MathWorks announces the winners of the 2016 MATLAB and Simulink Hardware Challenge. Congratulations and thanks to all those who entered.
This project features an omnidirectional wheeled robot that can also move sideways as opposed to normal cars and robots. The complex simulation for this robot is validated by deploying the code to an actual robot. In order to properly control the robot in a dynamic environment, Robotics System Toolbox is used to create a controller that is robust and adaptive. Image Processing Toolbox is also used to determine the real-time position of the robot. By using SimMechanics, the experimental trajectory of the robot is compared with its simulated trajectory. This project illustrates how various toolboxes can be used to methodically modify a simulation to be used in the real world.

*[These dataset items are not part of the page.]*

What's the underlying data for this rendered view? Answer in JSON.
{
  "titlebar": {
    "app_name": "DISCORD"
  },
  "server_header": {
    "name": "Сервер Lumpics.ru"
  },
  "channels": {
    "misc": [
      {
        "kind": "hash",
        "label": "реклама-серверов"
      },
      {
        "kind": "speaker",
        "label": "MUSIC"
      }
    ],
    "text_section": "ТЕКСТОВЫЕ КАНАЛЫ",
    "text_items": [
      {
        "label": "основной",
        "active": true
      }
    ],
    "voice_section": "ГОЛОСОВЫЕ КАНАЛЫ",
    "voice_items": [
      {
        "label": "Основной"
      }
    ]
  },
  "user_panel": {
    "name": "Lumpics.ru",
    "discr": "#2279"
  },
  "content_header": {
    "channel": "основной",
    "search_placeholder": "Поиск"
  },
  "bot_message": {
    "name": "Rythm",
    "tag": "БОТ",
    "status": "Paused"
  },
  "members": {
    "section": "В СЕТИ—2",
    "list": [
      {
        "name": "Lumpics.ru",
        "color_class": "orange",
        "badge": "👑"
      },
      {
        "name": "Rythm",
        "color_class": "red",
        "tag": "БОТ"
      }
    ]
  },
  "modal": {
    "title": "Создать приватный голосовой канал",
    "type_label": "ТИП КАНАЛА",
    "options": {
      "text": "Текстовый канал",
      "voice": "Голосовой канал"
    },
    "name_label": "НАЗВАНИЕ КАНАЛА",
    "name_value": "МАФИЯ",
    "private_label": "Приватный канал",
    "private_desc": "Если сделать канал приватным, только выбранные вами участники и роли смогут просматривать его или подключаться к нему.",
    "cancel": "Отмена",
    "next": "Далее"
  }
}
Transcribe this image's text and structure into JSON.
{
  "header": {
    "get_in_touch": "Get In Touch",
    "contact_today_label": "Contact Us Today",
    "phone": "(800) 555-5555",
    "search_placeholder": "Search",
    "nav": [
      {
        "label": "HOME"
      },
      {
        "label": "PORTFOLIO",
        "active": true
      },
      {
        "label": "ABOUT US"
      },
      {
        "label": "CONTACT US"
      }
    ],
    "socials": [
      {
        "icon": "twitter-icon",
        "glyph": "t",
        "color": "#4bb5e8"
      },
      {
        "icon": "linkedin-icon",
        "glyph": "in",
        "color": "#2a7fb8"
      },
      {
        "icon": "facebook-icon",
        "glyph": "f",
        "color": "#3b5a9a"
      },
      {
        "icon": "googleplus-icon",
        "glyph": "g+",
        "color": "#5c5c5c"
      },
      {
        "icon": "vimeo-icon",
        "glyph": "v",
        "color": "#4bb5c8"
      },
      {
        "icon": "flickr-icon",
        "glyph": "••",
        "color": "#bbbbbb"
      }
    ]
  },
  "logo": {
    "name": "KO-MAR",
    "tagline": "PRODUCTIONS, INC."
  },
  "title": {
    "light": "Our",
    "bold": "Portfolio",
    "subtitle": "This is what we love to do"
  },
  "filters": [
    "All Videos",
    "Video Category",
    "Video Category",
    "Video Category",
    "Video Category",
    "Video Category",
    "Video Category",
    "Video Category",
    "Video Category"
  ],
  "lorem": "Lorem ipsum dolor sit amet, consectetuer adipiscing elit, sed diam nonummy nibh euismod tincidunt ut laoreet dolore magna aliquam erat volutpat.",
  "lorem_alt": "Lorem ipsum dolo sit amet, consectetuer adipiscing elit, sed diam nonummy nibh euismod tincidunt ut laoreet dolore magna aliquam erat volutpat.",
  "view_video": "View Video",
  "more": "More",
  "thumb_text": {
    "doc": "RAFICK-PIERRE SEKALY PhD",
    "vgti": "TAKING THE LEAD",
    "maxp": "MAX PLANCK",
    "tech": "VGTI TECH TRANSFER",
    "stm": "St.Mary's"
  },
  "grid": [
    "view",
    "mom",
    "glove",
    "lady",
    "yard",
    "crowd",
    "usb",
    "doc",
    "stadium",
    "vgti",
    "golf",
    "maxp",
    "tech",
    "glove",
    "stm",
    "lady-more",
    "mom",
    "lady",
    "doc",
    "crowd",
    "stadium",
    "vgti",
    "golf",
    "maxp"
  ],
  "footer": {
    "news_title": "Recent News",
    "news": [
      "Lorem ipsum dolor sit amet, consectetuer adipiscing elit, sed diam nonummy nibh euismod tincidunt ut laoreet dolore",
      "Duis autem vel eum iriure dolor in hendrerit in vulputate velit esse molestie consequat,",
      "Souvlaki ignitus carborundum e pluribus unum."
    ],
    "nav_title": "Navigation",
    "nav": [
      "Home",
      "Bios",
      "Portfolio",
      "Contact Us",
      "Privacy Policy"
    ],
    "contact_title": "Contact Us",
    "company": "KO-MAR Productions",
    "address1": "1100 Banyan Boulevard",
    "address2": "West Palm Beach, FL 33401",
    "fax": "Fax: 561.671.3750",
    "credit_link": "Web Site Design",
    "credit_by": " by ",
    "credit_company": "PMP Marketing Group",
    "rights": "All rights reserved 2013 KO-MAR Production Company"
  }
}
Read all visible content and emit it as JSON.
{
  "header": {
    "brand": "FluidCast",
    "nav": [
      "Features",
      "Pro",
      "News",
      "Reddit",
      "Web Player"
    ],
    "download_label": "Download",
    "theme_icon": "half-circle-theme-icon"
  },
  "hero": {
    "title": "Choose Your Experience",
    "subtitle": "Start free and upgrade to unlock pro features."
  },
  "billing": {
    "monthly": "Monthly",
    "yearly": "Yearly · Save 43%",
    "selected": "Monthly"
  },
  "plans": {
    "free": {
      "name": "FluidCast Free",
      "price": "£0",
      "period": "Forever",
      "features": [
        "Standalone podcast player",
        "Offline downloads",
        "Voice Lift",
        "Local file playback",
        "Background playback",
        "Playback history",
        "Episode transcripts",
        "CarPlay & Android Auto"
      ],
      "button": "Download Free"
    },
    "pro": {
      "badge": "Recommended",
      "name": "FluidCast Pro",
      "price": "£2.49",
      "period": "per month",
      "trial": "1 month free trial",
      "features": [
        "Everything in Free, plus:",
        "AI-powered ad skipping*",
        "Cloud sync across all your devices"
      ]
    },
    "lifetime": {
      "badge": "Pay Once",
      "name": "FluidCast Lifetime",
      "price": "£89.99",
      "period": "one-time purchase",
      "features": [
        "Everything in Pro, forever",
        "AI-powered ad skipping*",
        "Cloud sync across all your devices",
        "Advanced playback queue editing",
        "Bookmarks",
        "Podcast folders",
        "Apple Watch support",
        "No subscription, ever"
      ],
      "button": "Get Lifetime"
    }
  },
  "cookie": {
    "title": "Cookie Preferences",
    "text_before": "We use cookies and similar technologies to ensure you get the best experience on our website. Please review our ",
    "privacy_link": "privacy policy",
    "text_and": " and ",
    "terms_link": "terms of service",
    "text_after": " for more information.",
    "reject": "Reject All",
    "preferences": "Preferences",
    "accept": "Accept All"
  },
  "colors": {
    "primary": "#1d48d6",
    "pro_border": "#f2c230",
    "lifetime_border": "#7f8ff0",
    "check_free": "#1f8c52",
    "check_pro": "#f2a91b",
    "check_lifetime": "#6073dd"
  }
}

This project aims to enhance the virtual reality experience by sending data from various sensors, such as the Microsoft Kinect, to MATLAB so that the information can be processed and sent back to a virtual reality headset. Image Acquisition Toolbox is used to obtain information from the Kinect sensor and then objects of interest are detected by MATLAB. Image Processing Toolbox and Computer Vision System Toolbox are utilized to further analyze these images coming in from the Kinect sensor. Additionally, this group uses serial communication to send data between the various sensors, Arduino boards, and MATLAB. This project demonstrates how several devices and MATLAB can be used to enrich immersive technologies.
This project showcases a hexapod robot capable of making decisions based upon environmental triggers such as colored tags. By using Image Processing Toolbox and Computer Vision System Toolbox, the hexapod reacts to visual stimuli captured by the robot’s on-board camera. The movement of the robot is determined by a control algorithm which utilizes the mathematical model of a neural circuit. To mimic stereovision with only one camera, Curve Fitting Toolbox is used to analyze experimental data. This project is an example of how low cost hardware can be used for machine learning.